Saga se recobraba de su agitada respiración, y se componía su cabellera.
- Lo siento Kanon, pero lo necesitabas… - dijo ya más sereno, volviendo a arrancar el carro para conducir por un par de cuadras hacia el edificio al que se dirigían para poder aislar sus mentes por un rato.
Ambos estaban felices, de las pocas cosas que compartían era aquella afición por las historias de ficción y fantasía, las cuales habían tenido la oportunidad de regocijarse al leerlas y no iban a perder la oportunidad de criticar con justificación aquella adaptación a la pantalla gigante.

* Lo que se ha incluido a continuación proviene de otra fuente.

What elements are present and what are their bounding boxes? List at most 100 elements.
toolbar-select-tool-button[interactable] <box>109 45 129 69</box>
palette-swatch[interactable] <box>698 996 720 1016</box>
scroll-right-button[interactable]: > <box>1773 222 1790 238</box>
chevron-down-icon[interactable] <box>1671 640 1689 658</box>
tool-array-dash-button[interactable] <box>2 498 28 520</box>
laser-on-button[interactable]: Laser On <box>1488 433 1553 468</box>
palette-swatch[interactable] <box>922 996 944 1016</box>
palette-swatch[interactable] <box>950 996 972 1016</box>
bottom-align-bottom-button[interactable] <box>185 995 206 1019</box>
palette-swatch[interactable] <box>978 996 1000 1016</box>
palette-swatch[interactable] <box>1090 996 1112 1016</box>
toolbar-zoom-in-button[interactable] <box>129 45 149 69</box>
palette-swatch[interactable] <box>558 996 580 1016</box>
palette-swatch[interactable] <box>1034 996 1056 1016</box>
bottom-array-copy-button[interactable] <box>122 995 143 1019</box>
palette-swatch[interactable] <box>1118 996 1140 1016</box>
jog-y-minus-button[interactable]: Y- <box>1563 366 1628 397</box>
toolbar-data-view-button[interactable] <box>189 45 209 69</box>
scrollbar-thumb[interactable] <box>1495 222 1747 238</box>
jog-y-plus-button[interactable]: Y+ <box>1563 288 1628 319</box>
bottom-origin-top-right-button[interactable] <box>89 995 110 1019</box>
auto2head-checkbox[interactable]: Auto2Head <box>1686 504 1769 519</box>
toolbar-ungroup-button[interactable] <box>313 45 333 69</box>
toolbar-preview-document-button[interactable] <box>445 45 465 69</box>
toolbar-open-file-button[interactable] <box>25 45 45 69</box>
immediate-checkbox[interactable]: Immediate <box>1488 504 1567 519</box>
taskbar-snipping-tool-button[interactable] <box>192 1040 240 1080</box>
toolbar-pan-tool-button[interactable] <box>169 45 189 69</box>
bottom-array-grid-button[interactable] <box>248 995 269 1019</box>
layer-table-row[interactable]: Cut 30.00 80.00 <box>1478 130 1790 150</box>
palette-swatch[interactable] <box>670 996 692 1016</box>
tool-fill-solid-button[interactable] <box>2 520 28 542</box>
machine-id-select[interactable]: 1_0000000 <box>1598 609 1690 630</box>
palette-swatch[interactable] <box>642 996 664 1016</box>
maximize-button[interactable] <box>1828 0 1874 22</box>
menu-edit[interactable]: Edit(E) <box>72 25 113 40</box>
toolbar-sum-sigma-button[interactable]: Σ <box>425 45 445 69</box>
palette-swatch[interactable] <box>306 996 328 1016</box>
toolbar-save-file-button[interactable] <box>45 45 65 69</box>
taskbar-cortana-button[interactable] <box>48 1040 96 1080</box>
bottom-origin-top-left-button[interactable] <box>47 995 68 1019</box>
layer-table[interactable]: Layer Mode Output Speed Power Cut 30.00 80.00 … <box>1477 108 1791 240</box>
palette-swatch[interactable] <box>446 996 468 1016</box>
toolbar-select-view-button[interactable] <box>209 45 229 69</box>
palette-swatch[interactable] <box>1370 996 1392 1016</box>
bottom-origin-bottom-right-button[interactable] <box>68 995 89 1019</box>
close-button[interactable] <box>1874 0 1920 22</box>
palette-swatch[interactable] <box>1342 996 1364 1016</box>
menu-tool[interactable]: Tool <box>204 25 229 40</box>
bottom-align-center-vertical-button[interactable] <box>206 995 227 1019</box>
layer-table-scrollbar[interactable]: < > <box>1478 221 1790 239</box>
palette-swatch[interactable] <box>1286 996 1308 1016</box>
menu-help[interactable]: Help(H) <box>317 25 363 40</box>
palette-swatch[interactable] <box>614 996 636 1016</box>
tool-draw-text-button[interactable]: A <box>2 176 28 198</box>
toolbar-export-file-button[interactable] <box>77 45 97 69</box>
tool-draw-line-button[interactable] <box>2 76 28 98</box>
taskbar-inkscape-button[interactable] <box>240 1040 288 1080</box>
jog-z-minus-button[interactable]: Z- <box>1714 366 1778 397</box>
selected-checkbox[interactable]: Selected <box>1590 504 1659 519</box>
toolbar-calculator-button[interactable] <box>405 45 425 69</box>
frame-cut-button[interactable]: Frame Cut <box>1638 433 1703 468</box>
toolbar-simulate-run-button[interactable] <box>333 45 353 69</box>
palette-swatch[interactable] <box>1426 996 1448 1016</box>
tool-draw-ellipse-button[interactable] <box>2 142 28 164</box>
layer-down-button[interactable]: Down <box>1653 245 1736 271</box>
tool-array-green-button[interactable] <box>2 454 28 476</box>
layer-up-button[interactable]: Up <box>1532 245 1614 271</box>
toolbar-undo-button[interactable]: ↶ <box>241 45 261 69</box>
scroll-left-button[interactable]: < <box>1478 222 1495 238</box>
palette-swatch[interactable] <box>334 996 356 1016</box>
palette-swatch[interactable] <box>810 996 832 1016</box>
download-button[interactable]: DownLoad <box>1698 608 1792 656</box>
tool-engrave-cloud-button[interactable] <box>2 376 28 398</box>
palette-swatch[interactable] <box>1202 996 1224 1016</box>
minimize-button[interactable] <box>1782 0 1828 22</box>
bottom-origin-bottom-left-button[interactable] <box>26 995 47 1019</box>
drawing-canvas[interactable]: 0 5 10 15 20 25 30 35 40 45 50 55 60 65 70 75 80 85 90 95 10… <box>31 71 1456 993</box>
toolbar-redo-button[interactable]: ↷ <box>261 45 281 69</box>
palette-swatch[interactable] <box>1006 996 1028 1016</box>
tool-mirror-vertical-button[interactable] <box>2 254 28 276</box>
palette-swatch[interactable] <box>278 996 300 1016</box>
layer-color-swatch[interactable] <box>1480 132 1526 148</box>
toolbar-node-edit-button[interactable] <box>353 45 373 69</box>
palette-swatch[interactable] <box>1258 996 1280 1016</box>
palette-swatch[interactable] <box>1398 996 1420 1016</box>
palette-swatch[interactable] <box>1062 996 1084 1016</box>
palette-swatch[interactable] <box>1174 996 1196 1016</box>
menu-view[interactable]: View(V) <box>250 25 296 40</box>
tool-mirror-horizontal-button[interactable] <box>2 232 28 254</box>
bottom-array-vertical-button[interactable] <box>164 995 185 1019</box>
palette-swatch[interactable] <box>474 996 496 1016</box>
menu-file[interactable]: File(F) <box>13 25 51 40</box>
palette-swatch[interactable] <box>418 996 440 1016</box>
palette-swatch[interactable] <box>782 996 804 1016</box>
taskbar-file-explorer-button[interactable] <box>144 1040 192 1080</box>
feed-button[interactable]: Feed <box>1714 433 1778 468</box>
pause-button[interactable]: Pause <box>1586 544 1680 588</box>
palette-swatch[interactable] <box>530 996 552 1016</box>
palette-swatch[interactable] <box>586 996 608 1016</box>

Ya era de noche, y tras haber pasado un buen rato juntos, ambos se sentían mucho mejor. Se encontraban en el umbral de la casa que hacía tiempo había compartido y ahora estaba a cargo de Kanon.
- Saga… gracias –
- ¿Por qué? – pregunta desconcertado, ese gracias podría haber sido por cualquier cosa.
- Por lo que dijiste, que tengo que recuperarlo… y por ayudarme a aclarar mi mente – dice tranquilamente
- No tienes que agradecerme nada… hazlo. No vas a dejar que una relación que me costó mucho asimilar se vaya al caño sólo por una tontería – le sonrió - si realmente estás arrepentido, discúlpate y habla. No pueden dejar todos los cabos sueltos. – Dicho esto, se dio la vuelta para dirigirse a su vehículo, alzando una mano a manera de breve despedida. – Te cuidas Kanon, y cualquier cosa que suceda… no dudes en llamarme –
- Sí, claro – se despide y entra a su casa, encendiendo la luz, encontrándose una gran sorpresa.